Второй раз это происходило в конце эсфанда[62], когда холода ослабевали, и жилец мог снова взяться за свою желтую тетрадку и авторучку, придвинуть стул к перилам веранды и опять прочесть: «Уже целую неделю спасения не было от этого тошнотворного запаха. Правда, днем…» Тут он видел, что старик, перекинув через бассейн доски, сам меняет в нем воду. Старуха выносила свой доморощенный аквариум и выпускала в прозрачную воду все тех же четырех мелких золотых рыбок и одну большую бурую рыбину. Еще она выставляла во двор деревянное кресло и придвигала его к бассейну. Потом появлялся старик со своей рыболовной снастью, доставал хлеб из кармана рубахи, откусывал кусок и долго разминал хлебную жвачку между пальцев.

За все эти четыре года жилец только дважды (даже зимой, когда нельзя было удить рыбу) видел хозяина вне дома. Один раз это было вечером, когда старик, одетый в пальто и шапку, с зонтом в чехле стоял у берега Заянде-руд и смотрел на светло-голубую воду и прозрачный прибрежный лед. Обернувшись и заметив жильца, который наблюдал за ним, он приподнял шляпу и сказал:

– Добрый вечер.

И жилец, который сам-то не сообразил поздороваться со старым человеком, так смутился, что хоть и намеревался раньше, встретив в городе старика, обязательно спросить его: «Господин Фархади, а этот второй кризис, то есть личный кризис, который…», едва выговорил: «Господин Фархади», подумал: «Мне-то такой кризис не грозит, а старик никак не может преодолеть свой – что же он сможет объяснить такому человеку, как я?»

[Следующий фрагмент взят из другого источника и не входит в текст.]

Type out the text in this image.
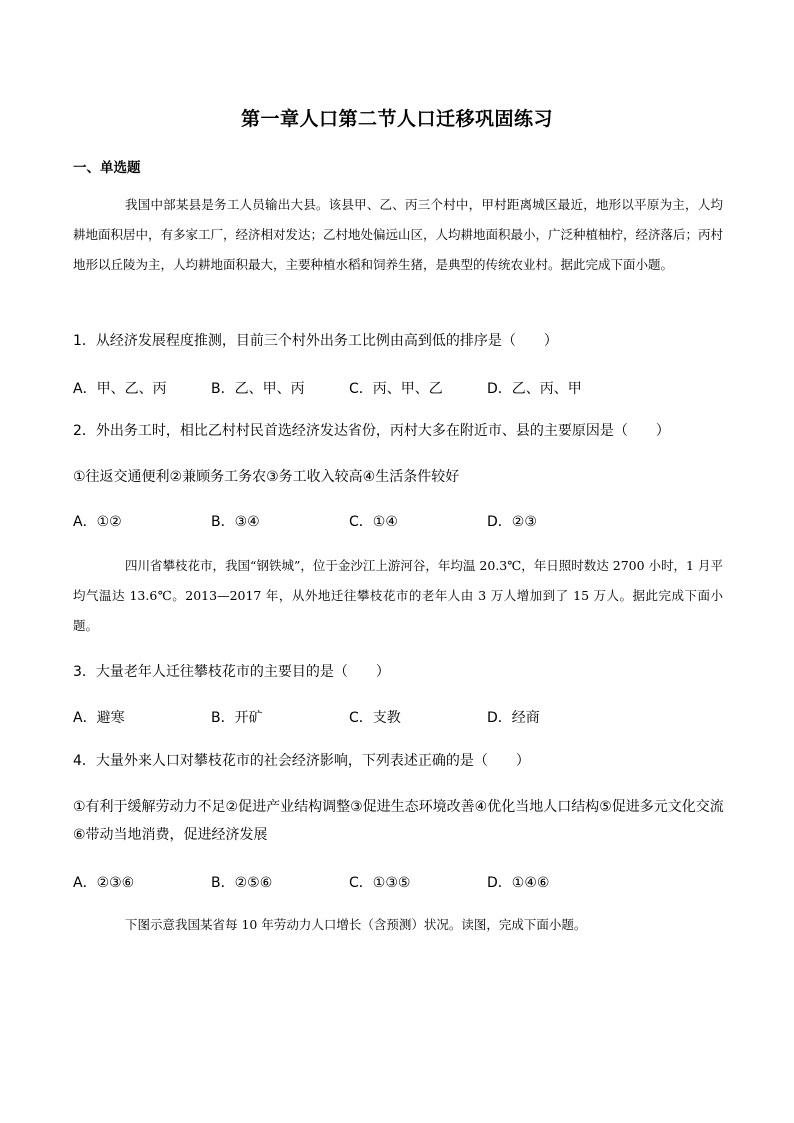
第一章人口第二节人口迁移巩固练习
一、单选题

我国中部某县是务工人员输出大县。该县甲、乙、丙三个村中，甲村距离城区最近，地形以平原为主，人均耕地面积居中，有多家工厂，经济相对发达；乙村地处偏远山区，人均耕地面积最小，广泛种植柚柠，经济落后；丙村地形以丘陵为主，人均耕地面积最大，主要种植水稻和饲养生猪，是典型的传统农业村。据此完成下面小题。

1．从经济发展程度推测，目前三个村外出务工比例由高到低的排序是（　　）
A．甲、乙、丙	B．乙、甲、丙	C．丙、甲、乙	D．乙、丙、甲
2．外出务工时，相比乙村村民首选经济发达省份，丙村大多在附近市、县的主要原因是（　　）
①往返交通便利②兼顾务工务农③务工收入较高④生活条件较好
A．①②	B．③④	C．①④	D．②③

四川省攀枝花市，我国“钢铁城”，位于金沙江上游河谷，年均温 20.3℃，年日照时数达 2700 小时，1 月平均气温达 13.6℃。2013—2017 年，从外地迁往攀枝花市的老年人由 3 万人增加到了 15 万人。据此完成下面小题。

3．大量老年人迁往攀枝花市的主要目的是（　　）
A．避寒	B．开矿	C．支教	D．经商
4．大量外来人口对攀枝花市的社会经济影响，下列表述正确的是（　　）
①有利于缓解劳动力不足②促进产业结构调整③促进生态环境改善④优化当地人口结构⑤促进多元文化交流⑥带动当地消费，促进经济发展
A．②③⑥	B．②⑤⑥	C．①③⑤	D．①④⑥

下图示意我国某省每 10 年劳动力人口增长（含预测）状况。读图，完成下面小题。
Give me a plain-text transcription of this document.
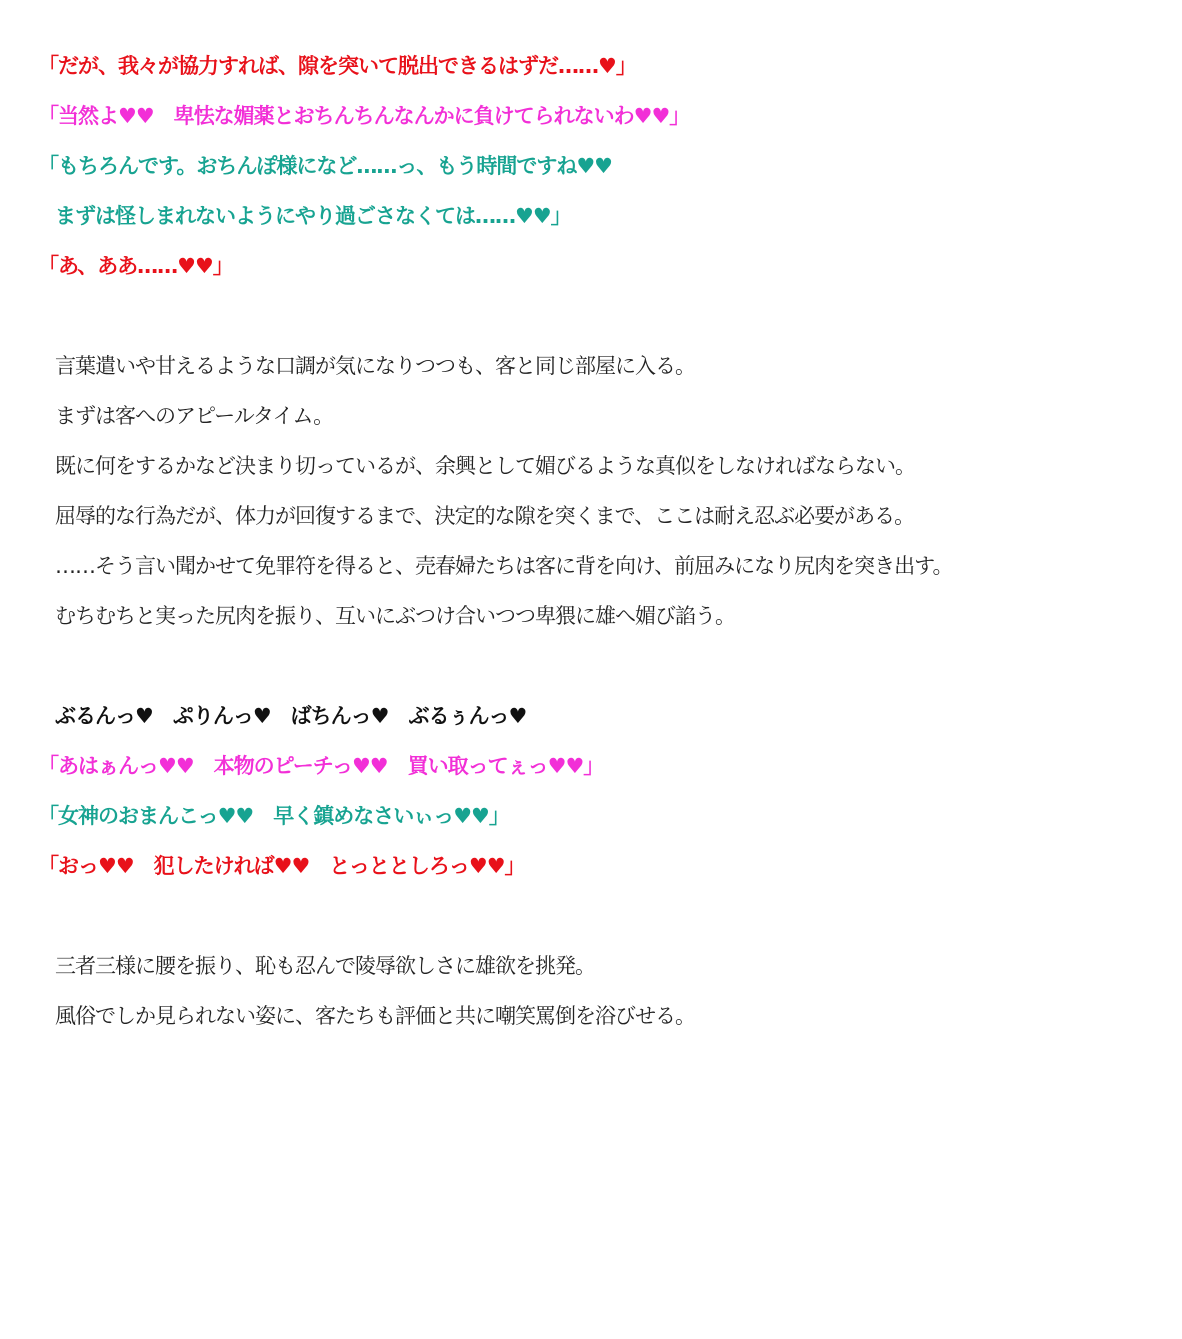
「だが、我々が協力すれば、隙を突いて脱出できるはずだ……♥」
「当然よ♥♥　卑怯な媚薬とおちんちんなんかに負けてられないわ♥♥」
「もちろんです。おちんぽ様になど……っ、もう時間ですね♥♥
まずは怪しまれないようにやり過ごさなくては……♥♥」
「あ、ああ……♥♥」
言葉遣いや甘えるような口調が気になりつつも、客と同じ部屋に入る。
まずは客へのアピールタイム。
既に何をするかなど決まり切っているが、余興として媚びるような真似をしなければならない。
屈辱的な行為だが、体力が回復するまで、決定的な隙を突くまで、ここは耐え忍ぶ必要がある。
……そう言い聞かせて免罪符を得ると、売春婦たちは客に背を向け、前屈みになり尻肉を突き出す。
むちむちと実った尻肉を振り、互いにぶつけ合いつつ卑猥に雄へ媚び諂う。
ぶるんっ♥　ぷりんっ♥　ばちんっ♥　ぶるぅんっ♥
「あはぁんっ♥♥　本物のピーチっ♥♥　買い取ってぇっ♥♥」
「女神のおまんこっ♥♥　早く鎮めなさいぃっ♥♥」
「おっ♥♥　犯したければ♥♥　とっととしろっ♥♥」
三者三様に腰を振り、恥も忍んで陵辱欲しさに雄欲を挑発。
風俗でしか見られない姿に、客たちも評価と共に嘲笑罵倒を浴びせる。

– Господин Фархади… – промямлил жилец, – эти вот письма… я говорю о письмах вашего сына… Зачем вы их пишете? Разве нельзя прямо и откровенно сказать ей, что…

– Сказать-то можно. Но ведь у этой женщины свои собственные проблемы, как же явиться к ней с пустыми руками? Вы только посмотрите, ведь для нее клубок шерсти и спицы – это вроде как книги для моего сына или вроде…

Старик хозяин запнулся. Жилец сказал:

– Да, это вроде как для меня водка, которую я пью каждый вечер.

– Правильно, то есть вы, конечно, извините… Или вроде того, что я делаю. Понимаете, ведь все люди на один лад. Я, с тех пор как грамоте научился, книги читаю, старые книги. «Месневи» три раза прочел. Так вот, там говорится, что только страдания, которые выпадут на долю человеку, могут убедить его, что маленький прозрачный ручеек, куда он вознамерился окунуться, на самом деле – безбрежный океан. А после того, как это случилось, я целый год читал книги моего сына все подряд, все эти романы и дастаны[63]. Были среди них такие, которые я не понял, а те, что понял, не помогли моему горю. Во всех этих книгах, как только дойдут до заветной запертой дверцы, либо разделываются кое-как со всей историей и быстренько ставят слово «конец», либо пускаются в описание какого-нибудь едва появившегося на свет младенца и начинают опять, вроде нас, чиновников, удостоверение личности выписывать… Но теперь глаза у меня ослабели, теперь уж мне не помогут ни эти очки, ни вставные зубы, ни палка, ни даже часы – такому старику, как я, все это ни к чему.